Finding none, she realized he had just got sicker and died. She could now see where Elias had scrabbled into the hard dirt by one corner of the cage, digging with a broken-off section of plank, and somehow doing it all without drawing attention to himself. The cool air beyond beckoned her. She wanted to be out, away from Vincent’s corpse, out amongst the living, whatever kind of creature they were. But what would she do, once she was out there? Follow Elias wherever he had gone? She wouldn’t kid herself that she possessed that kind of resourcefulness.

She wiped Elias’s message from its screen, just in case the Grid was back online. To her delight, on hitting update, she was presented with a packet that had arrived through the singularity within only the past few hours. The smartsheet had automatically updated itself meanwhile, and they had not even realized.

A plan of action began forming in her mind. But, while thinking it through, she noticed a new message alert was flashing in one corner of the smartsheet.

The message was addressed to Vincent. She’d assumed the smartsheet had belonged to Elias, but on closer examination the ’sheet was good quality, not merely designed to be used for five minutes and then thrown away. Vincent had personalized it.

The message itself was from somebody called Eddie Gabarra. The name rang a bell – some friend of Vincent’s?

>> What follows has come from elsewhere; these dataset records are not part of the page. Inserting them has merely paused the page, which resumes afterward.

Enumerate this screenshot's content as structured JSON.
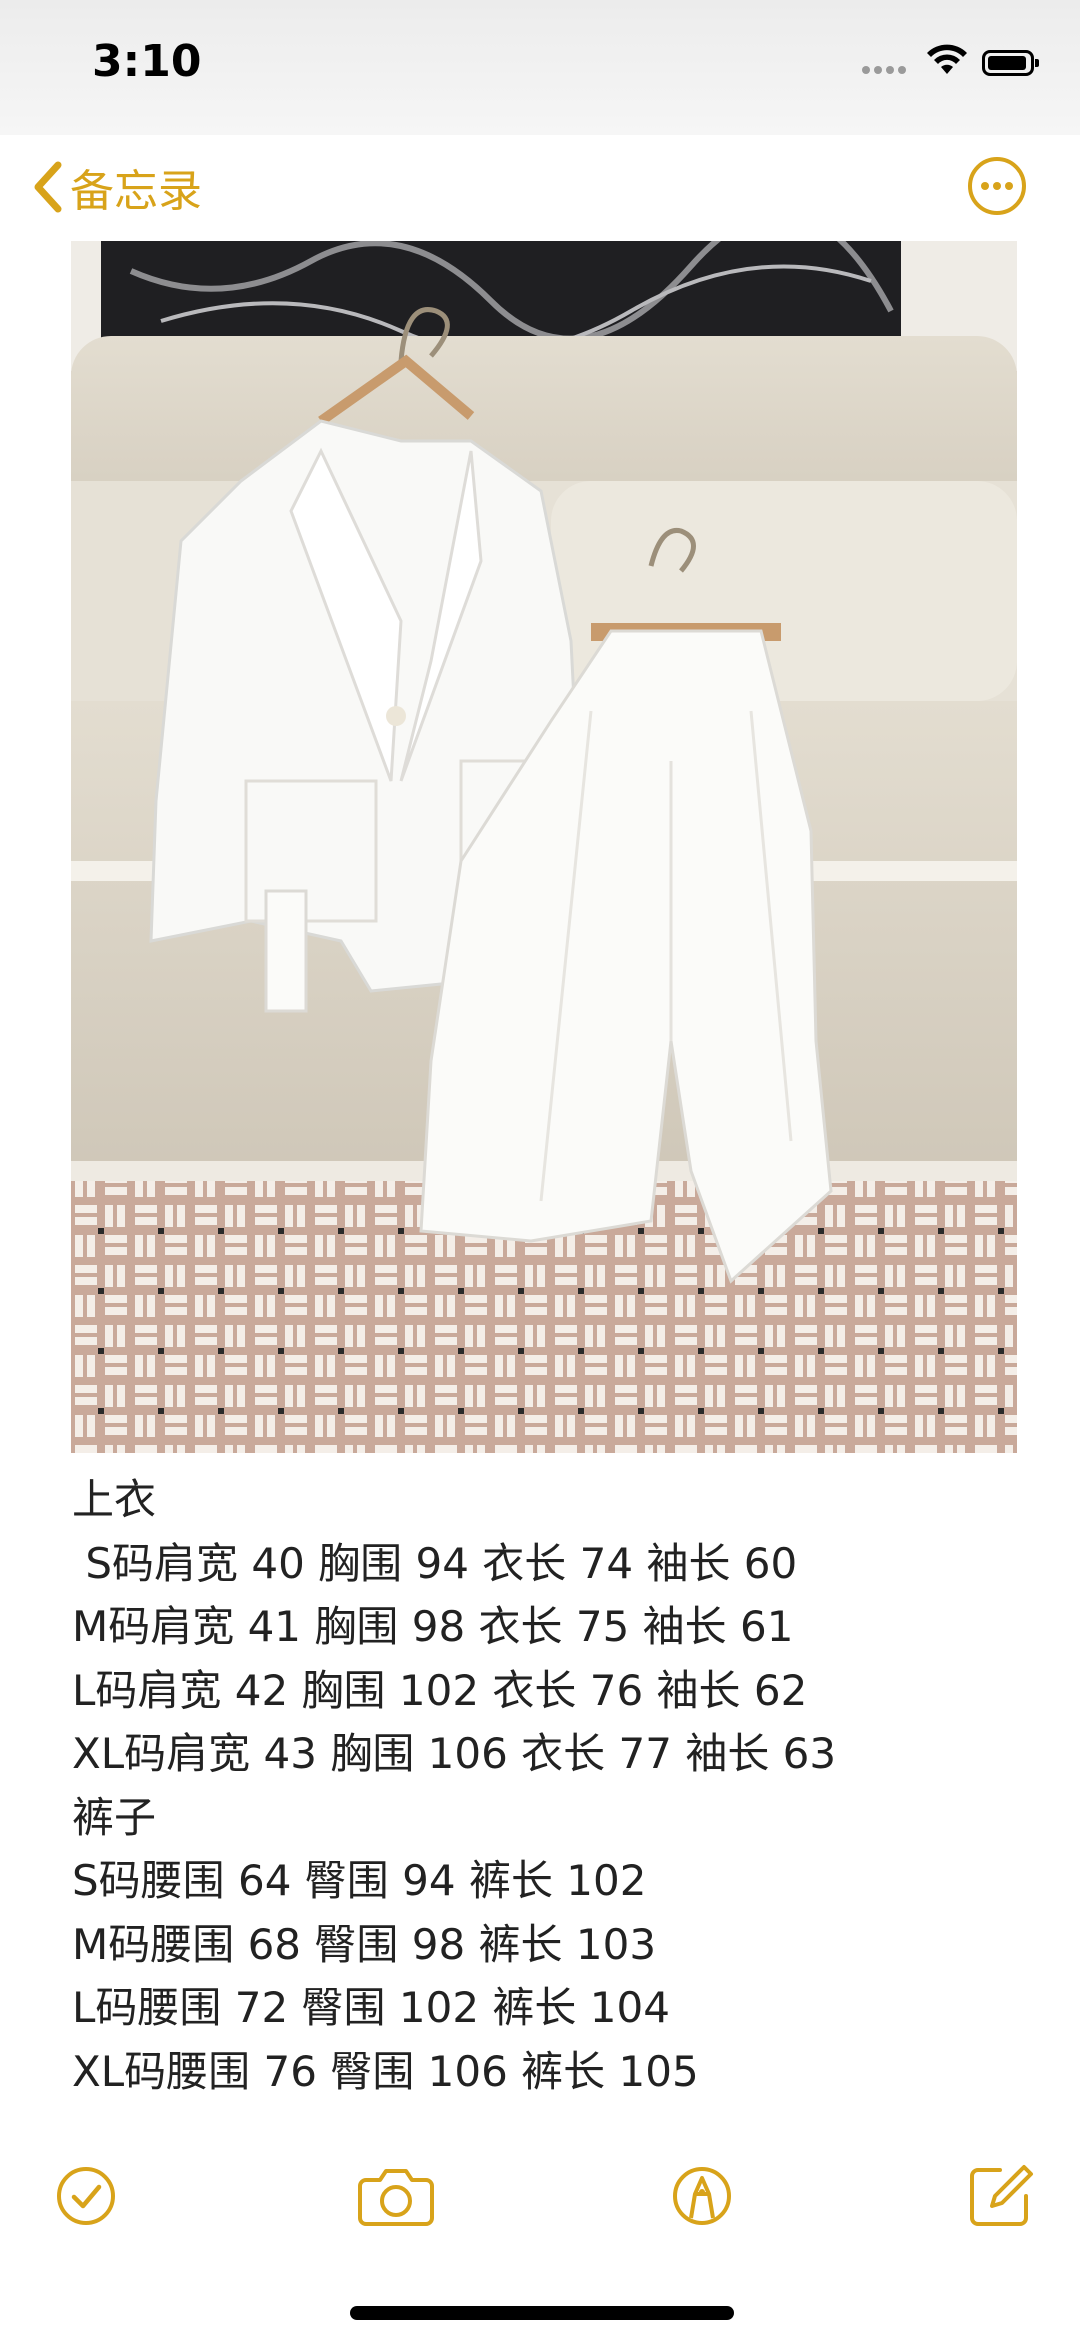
{
  "status_bar": {
    "time": "3:10",
    "icons": [
      "signal-dots-icon",
      "wifi-icon",
      "battery-icon"
    ]
  },
  "nav": {
    "back_label": "备忘录",
    "back_icon": "chevron-left-icon",
    "more_icon": "ellipsis-circle-icon",
    "accent_color": "#d8a31a"
  },
  "photo": {
    "description_icon": "clothing-photo"
  },
  "note": {
    "lines": [
      "上衣",
      " S码肩宽 40 胸围 94 衣长 74 袖长 60",
      "M码肩宽 41 胸围 98 衣长 75 袖长 61",
      "L码肩宽 42 胸围 102 衣长 76 袖长 62",
      "XL码肩宽 43 胸围 106 衣长 77 袖长 63",
      "裤子",
      "S码腰围 64 臀围 94 裤长 102",
      "M码腰围 68 臀围 98 裤长 103",
      "L码腰围 72 臀围 102 裤长 104",
      "XL码腰围 76 臀围 106 裤长 105"
    ]
  },
  "toolbar": {
    "items": [
      "checklist-icon",
      "camera-icon",
      "markup-icon",
      "compose-icon"
    ]
  }
}
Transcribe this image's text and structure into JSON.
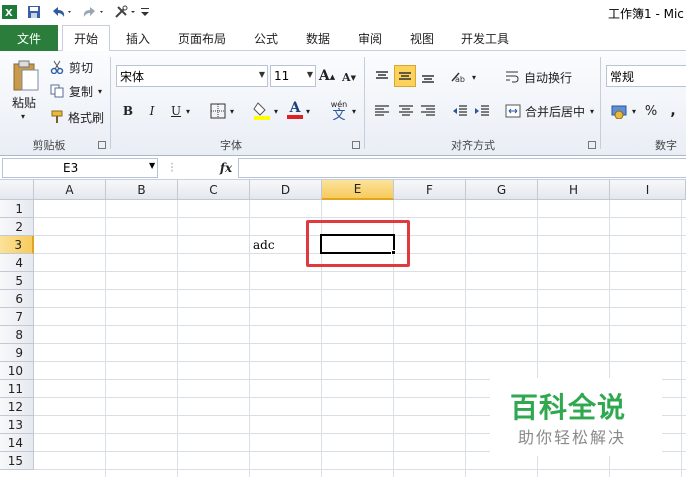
{
  "title": "工作簿1 - Mic",
  "tabs": {
    "file": "文件",
    "items": [
      "开始",
      "插入",
      "页面布局",
      "公式",
      "数据",
      "审阅",
      "视图",
      "开发工具"
    ]
  },
  "clipboard": {
    "paste": "粘贴",
    "cut": "剪切",
    "copy": "复制",
    "format_painter": "格式刷",
    "label": "剪贴板"
  },
  "font": {
    "name": "宋体",
    "size": "11",
    "bold": "B",
    "italic": "I",
    "underline": "U",
    "grow": "A",
    "shrink": "A",
    "color_letter": "A",
    "phonetic_top": "wén",
    "phonetic_bottom": "文",
    "label": "字体"
  },
  "alignment": {
    "wrap_text": "自动换行",
    "merge_center": "合并后居中",
    "label": "对齐方式"
  },
  "number": {
    "format": "常规",
    "percent": "%",
    "comma": ",",
    "label": "数字"
  },
  "formula_bar": {
    "name_box": "E3",
    "fx": "fx",
    "formula": ""
  },
  "columns": [
    "A",
    "B",
    "C",
    "D",
    "E",
    "F",
    "G",
    "H",
    "I"
  ],
  "rows": [
    "1",
    "2",
    "3",
    "4",
    "5",
    "6",
    "7",
    "8",
    "9",
    "10",
    "11",
    "12",
    "13",
    "14",
    "15"
  ],
  "cells": {
    "D3": "adc"
  },
  "selected_cell": "E3",
  "watermark": {
    "title": "百科全说",
    "subtitle": "助你轻松解决"
  },
  "colors": {
    "file_tab": "#2a7d3a",
    "highlight": "#e03a3e",
    "watermark_green": "#2fa84f"
  }
}
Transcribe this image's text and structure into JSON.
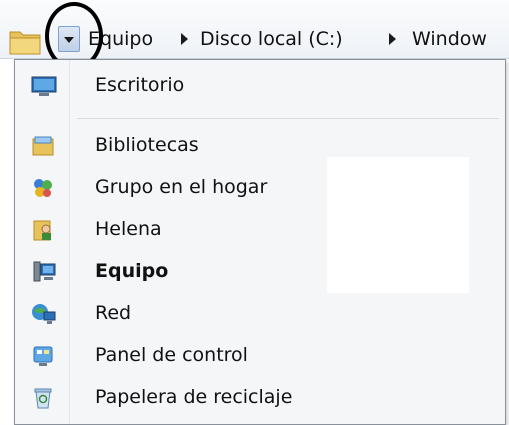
{
  "address_bar": {
    "crumbs": [
      "Equipo",
      "Disco local (C:)",
      "Window"
    ],
    "dropdown_tooltip": ""
  },
  "menu": {
    "items": [
      {
        "label": "Escritorio",
        "icon": "desktop-icon",
        "bold": false
      },
      {
        "label": "Bibliotecas",
        "icon": "libraries-icon",
        "bold": false
      },
      {
        "label": "Grupo en el hogar",
        "icon": "homegroup-icon",
        "bold": false
      },
      {
        "label": "Helena",
        "icon": "user-folder-icon",
        "bold": false
      },
      {
        "label": "Equipo",
        "icon": "computer-icon",
        "bold": true
      },
      {
        "label": "Red",
        "icon": "network-icon",
        "bold": false
      },
      {
        "label": "Panel de control",
        "icon": "control-panel-icon",
        "bold": false
      },
      {
        "label": "Papelera de reciclaje",
        "icon": "recycle-bin-icon",
        "bold": false
      }
    ]
  },
  "colors": {
    "menu_background": "#f4f6f8",
    "menu_border": "#8a9099",
    "highlight_circle": "#000000"
  }
}
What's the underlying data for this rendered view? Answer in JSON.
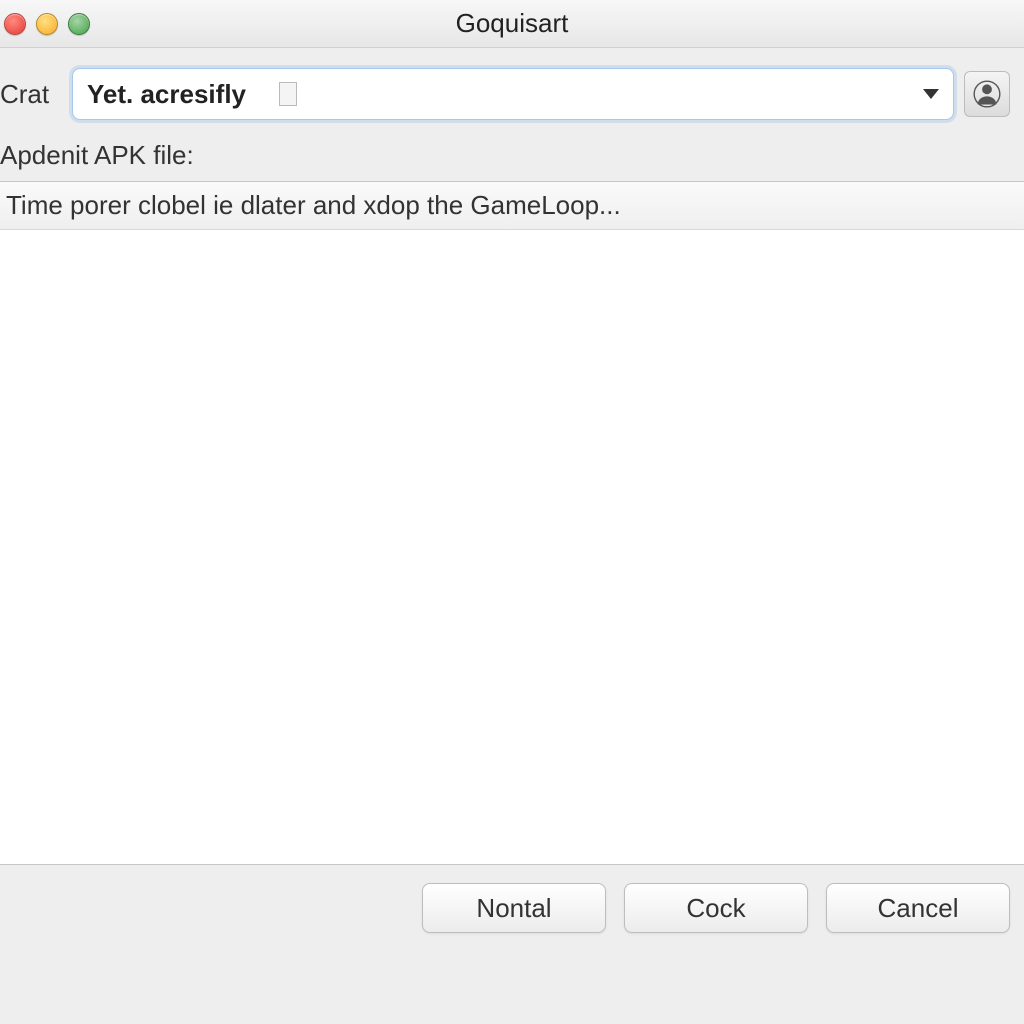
{
  "window": {
    "title": "Goquisart"
  },
  "form": {
    "crat_label": "Crat",
    "combo_value": "Yet. acresifly",
    "apk_label": "Apdenit APK file:",
    "list_header": "Time porer clobel ie dlater and xdop the GameLoop..."
  },
  "buttons": {
    "nontal": "Nontal",
    "cock": "Cock",
    "cancel": "Cancel"
  },
  "icons": {
    "profile": "profile-icon",
    "dropdown": "chevron-down-icon"
  }
}
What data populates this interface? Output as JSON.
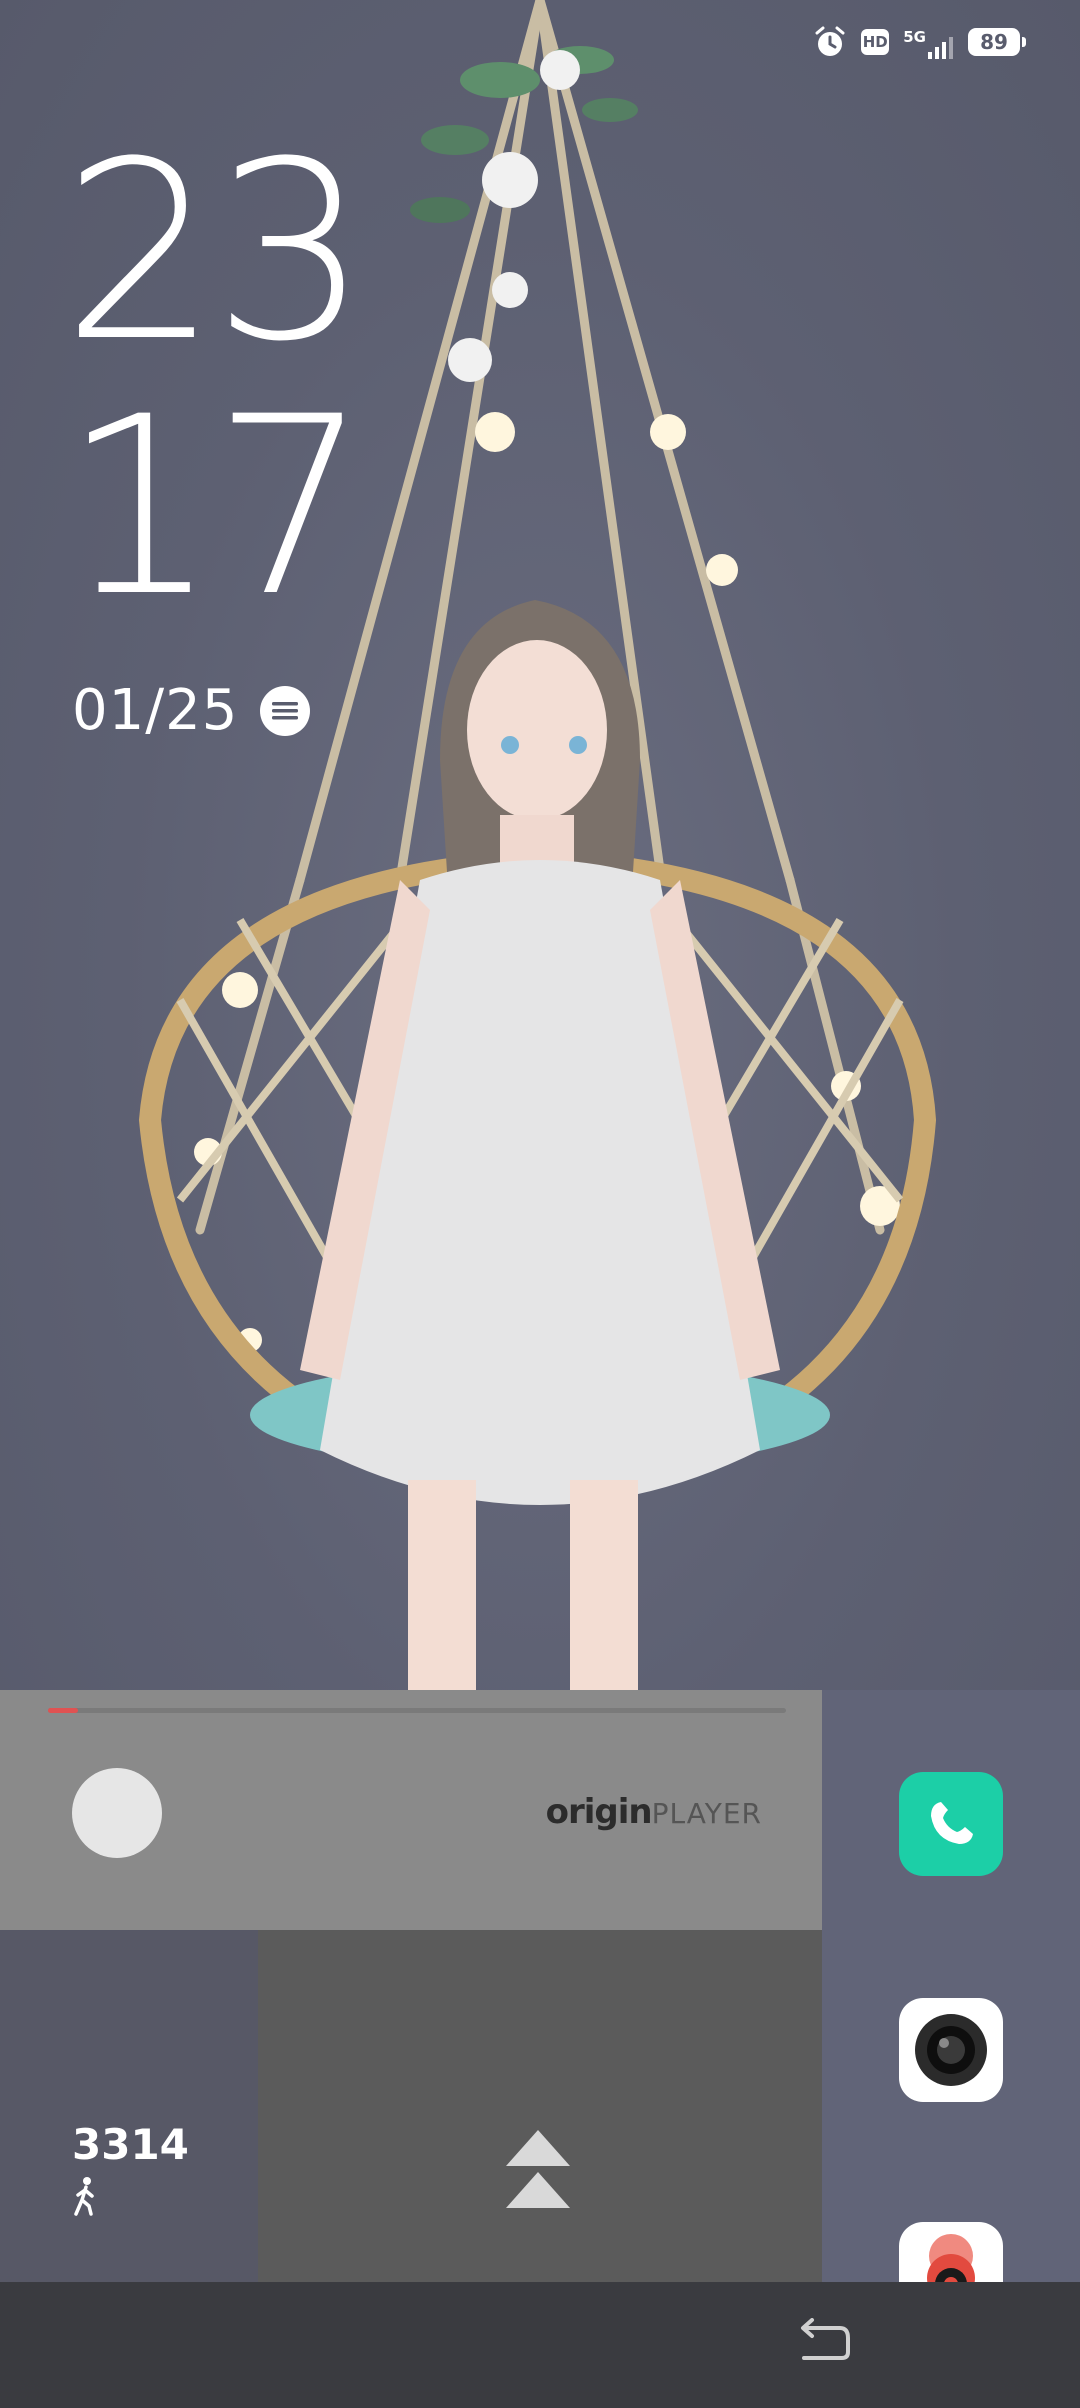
{
  "status_bar": {
    "hd": "HD",
    "network": "5G",
    "battery": "89"
  },
  "lock_screen": {
    "hours": "23",
    "minutes": "17",
    "date": "01/25"
  },
  "player_widget": {
    "logo_origin": "origin",
    "logo_player": "PLAYER",
    "progress": 0.04
  },
  "steps_widget": {
    "count": "3314"
  },
  "dock": {
    "apps": [
      "phone",
      "camera",
      "app"
    ]
  },
  "colors": {
    "phone_app": "#1ccfa7",
    "progress": "#e05252",
    "logo_accent": "#e03030"
  }
}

She read the message, swearing occasionally at what it said. This was a day for revelations. She could hear movement outside, and wondered how long it would take their captors to realize one of them had got away. She decided not to worry about how they might react to that discovery.
Two days
. Elias was right: they only had two days, then half the existing species on Kasper – including the one that had built this cage – would very likely be wiped out.

She ran a Grid search for the information she needed, drawing the locations from Susan’s memories. Normally, the memories gleaned from a Book slipped away within hours, but after eating only the one Book, she experienced an unprecedented clarity of recall, the information it contained taking up residence in her long-term memory with no prompting. That made it hard to dismiss the dialogue she’d experienced with the – whatever it was that called itself Sam Vaughn.

Papers and studies regarding the Kaspians, information derived from those clandestine searches undertaken far from the secluded icefields of the Citadel, researchers and soldiers being dropped down in uninhabited areas under cover of night, to retrieve what they could without danger of accidental intervention. Samples of their language, too. Some of this body of knowledge, she was aware, had come from Susan herself.